R&B

 

The Billboard Book of Number One Rhythm & Blues Hits

The Billboard charts have a currency acknowledged around the world.  The Billboard Book of Number One Rhythm & Blues Hits, written by Adam White and Fred Bronson, pays tribute to many of those who helped to create a quarter-century of unimpeachable music:  singers, songwriters, musicians, producers and more – even some of the record executives whose hustle delivered the hits and sent them to the soul summit.

 
 
 
Through hundreds of interviews with the musicians, producers and songwriters involved in the making of such classics as “Respect,” “Rainy Night In Georgia” and “One Nation Under A Groove,” it provides a fascinating insight into the sound of black America
— The Times
 

Excerpt

AIN’T NO MOUNTAIN HIGH ENOUGH

Diana Ross
Motown 1169
Writers: Nickolas Ashford, Valerie Simpson
Producers: Nickolas Ashford, Valerie Simpson
October 3, 1970 (1 week)

As if rehearsing for Lady Sings the BluesDiana Ross swept through her role in “Ain’t No Mountain High Enough” with all the drama and majesty befitting the queen of Motown.

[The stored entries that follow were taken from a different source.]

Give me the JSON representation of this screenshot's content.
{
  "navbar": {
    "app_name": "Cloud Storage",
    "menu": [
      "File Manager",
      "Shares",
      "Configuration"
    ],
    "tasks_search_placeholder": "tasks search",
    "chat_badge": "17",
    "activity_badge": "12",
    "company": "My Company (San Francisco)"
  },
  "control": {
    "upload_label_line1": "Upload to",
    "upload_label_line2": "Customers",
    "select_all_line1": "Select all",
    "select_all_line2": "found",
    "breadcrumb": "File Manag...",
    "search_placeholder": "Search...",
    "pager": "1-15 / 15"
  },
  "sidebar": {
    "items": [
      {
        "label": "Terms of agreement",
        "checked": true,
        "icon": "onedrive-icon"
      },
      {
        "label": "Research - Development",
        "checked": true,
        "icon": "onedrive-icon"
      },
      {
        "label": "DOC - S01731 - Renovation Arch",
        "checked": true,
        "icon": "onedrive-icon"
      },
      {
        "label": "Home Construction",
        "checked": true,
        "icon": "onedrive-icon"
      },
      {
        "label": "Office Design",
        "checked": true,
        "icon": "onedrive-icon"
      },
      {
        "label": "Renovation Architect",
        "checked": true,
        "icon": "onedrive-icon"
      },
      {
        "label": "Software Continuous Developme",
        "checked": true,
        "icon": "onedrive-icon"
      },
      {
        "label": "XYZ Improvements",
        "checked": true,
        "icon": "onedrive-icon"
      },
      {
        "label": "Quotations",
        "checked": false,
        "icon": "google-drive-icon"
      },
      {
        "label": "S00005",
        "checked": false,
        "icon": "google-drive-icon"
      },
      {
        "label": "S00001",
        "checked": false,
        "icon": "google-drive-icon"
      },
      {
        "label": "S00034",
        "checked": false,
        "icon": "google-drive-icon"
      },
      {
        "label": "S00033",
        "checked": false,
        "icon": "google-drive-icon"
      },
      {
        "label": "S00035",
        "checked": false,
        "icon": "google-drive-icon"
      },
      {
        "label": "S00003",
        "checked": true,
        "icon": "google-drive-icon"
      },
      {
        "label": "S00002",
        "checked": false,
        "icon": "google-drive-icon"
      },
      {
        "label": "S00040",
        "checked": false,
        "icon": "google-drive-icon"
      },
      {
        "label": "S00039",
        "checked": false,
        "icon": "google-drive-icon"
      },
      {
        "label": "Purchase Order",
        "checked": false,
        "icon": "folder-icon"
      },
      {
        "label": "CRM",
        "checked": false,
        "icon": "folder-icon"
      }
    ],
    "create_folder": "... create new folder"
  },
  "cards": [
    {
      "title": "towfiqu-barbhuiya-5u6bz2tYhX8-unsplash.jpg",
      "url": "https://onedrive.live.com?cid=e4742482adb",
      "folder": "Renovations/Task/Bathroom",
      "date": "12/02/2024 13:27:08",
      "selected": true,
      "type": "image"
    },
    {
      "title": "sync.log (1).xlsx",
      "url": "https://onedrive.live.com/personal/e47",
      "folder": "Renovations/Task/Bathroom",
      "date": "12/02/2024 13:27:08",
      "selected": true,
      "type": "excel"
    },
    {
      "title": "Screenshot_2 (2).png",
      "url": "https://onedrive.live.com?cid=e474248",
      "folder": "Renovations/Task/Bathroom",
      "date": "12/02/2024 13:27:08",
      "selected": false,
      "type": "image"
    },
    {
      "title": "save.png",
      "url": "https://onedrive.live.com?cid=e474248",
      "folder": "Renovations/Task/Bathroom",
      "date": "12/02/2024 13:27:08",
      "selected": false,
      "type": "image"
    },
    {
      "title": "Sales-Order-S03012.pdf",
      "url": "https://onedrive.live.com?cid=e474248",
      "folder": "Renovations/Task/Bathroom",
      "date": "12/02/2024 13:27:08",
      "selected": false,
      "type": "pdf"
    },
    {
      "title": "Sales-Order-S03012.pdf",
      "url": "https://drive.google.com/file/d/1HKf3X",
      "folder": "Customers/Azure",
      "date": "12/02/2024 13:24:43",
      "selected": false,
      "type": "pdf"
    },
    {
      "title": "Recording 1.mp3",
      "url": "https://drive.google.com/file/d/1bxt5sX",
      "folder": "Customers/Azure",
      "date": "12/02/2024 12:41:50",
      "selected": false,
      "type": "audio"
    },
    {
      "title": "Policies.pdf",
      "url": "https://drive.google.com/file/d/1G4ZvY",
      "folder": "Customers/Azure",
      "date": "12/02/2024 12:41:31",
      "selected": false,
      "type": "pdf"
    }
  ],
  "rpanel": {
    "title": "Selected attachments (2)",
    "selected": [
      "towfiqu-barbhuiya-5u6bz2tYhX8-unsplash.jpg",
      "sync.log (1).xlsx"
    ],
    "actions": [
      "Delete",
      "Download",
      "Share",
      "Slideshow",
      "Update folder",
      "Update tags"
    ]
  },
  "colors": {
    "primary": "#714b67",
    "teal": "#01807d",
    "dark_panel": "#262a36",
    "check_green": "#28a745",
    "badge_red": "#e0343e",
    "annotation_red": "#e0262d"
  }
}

      Just months earlier, Motown’s king, Berry Gordy, had put his most skilled artisans to work. “Berry thought we would be the most innovative with her solo album,” explains Nick Ashford, who wrote and produced it with partner Valerie Simpson. “We were trying to think of directions to take her. At that time, lengthy records were starting to come out: six, seven minutes.

      “We didn’t have any songs like that, but we wanted Diana to feel she was into new things. We thought to stretch ‘Ain’t No Mountain High Enough,’ and we thought how sexy and silky her voice was…” Simpson interrupts: “You thought about how sexy her voice was.”

      Berry Gordy’s trust in the couple was well-placed. The New Yorkers had crafted urban pop ballads to perfection for Marvin Gaye and Tammi Terrell. And since they met through a Harlem church choir, it was no surprise to hear that background in their work.

      Despite Gordy’s wide-screen ambitions for Diana Ross after she left the Supremes, he gave Simpson and Ashford relative independence in the recording sessions. “I must say from the time we started producing, you had total control,” Simpson states. “They restricted you in terms of how long you had [to record], but as long as you stayed within those guidelines, they let you do what you wanted to do.”

      Ashford does remember Ross questioning the choice of “Ain’t No Mountain High Enough,” which had been a hit three years earlier. “She just kind of raised her eyebrows, and said, ‘Marvin and Tammi already did that.’ We said, ‘This is especially for you.’ She said, ‘OK,’ and just gave it all she had.”

      Arranger Paul Riser framed the record like a three-act play, with the singer occasionally offstage. “We cut the rhythm track in Detroit,” says Riser. “The strings and horns were a little too sophisticated for the players there, so we went to New York to do it, to get the best possible performance.” Simpson played piano, she and Ashford also handled backing vocals, joined by their earlier songwriting partner, Jo Armstead.

      Breaking the rules of hook-conscious Motown, the finished production of “Ain’t No Mountain High Enough” was inverted – the climactic chorus consumed the last two minutes of its six-minute running time.

      “When we took it to Berry,” recalls Ashford, “he said, ‘I think it sounds good, but you’re gonna have to take the back and put it up in the front’.”

      Ashford and Simpson were not pleased. “Berry wouldn’t release that song [as a single],” Ashford contends. “We refused to change it, and he refused to release it – the disc jockeys did. They picked it up all over the country.”